In the early eighties, a huge alien ship appeared over Johannesburg in South Africa. After not attacking and not responding to contact, the military cut their way in and found millions of malnourished alien beings. They were brought down and placed in a refugee camp. Now, almost thirty years later, people are sick of the ‘prawns’ (the derogative nickname for them). The nearly two million aliens living in District 9 are to be moved to District 10, 200 kilometres outside of Johannesburg. A bureaucrat, Wikus van der Merwe (Sharlto Copley) is in charge of delivering the eviction notices and then coordinating the move.

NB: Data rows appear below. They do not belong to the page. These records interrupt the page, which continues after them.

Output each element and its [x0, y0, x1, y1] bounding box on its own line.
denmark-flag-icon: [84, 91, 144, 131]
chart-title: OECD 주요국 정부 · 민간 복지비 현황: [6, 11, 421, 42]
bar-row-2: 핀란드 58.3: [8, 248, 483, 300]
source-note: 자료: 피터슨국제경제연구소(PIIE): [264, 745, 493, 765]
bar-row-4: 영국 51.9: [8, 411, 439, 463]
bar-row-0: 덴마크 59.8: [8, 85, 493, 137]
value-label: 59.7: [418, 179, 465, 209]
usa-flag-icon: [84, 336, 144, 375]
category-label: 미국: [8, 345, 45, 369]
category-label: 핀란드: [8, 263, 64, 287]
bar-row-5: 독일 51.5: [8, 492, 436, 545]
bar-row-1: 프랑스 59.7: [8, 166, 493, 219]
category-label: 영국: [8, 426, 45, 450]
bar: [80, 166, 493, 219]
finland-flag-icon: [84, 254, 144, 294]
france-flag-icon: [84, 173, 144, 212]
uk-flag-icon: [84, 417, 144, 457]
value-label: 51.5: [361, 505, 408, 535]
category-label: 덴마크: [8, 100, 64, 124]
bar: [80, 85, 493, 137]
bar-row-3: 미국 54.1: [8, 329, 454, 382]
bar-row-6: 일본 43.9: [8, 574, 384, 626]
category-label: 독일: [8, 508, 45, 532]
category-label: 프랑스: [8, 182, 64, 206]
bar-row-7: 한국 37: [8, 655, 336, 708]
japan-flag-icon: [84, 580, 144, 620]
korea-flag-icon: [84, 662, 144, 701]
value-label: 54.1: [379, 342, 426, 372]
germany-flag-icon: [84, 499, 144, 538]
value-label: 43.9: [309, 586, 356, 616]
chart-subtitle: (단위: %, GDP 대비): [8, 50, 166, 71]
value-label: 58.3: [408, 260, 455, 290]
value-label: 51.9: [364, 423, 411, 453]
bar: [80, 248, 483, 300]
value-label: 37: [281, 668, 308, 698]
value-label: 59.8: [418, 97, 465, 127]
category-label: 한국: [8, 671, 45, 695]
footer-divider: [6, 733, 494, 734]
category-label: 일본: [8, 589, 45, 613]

However, a series of events during the process cause him to become infected, and things get out of hand.
This is a film with a lot of graphic violence, yet it is amazing how quickly one becomes numb to the splattering of body parts and chunks of flesh. It’s a great comment on refugees in general, and on the way the ‘other’ is treated in society. The emotion journey of Wikus from having no respect for the prawns to being forced to relate to them and their cause is the real story in the film, though without the extreme violence, the impact would have been reduced considerably.
District 9 was nominated for Oscars for Best Motion Picture of the Year, Best Writing, Adapted Screenplay, Best Achievement in Film Editing and Best Achievement in Visual Effects.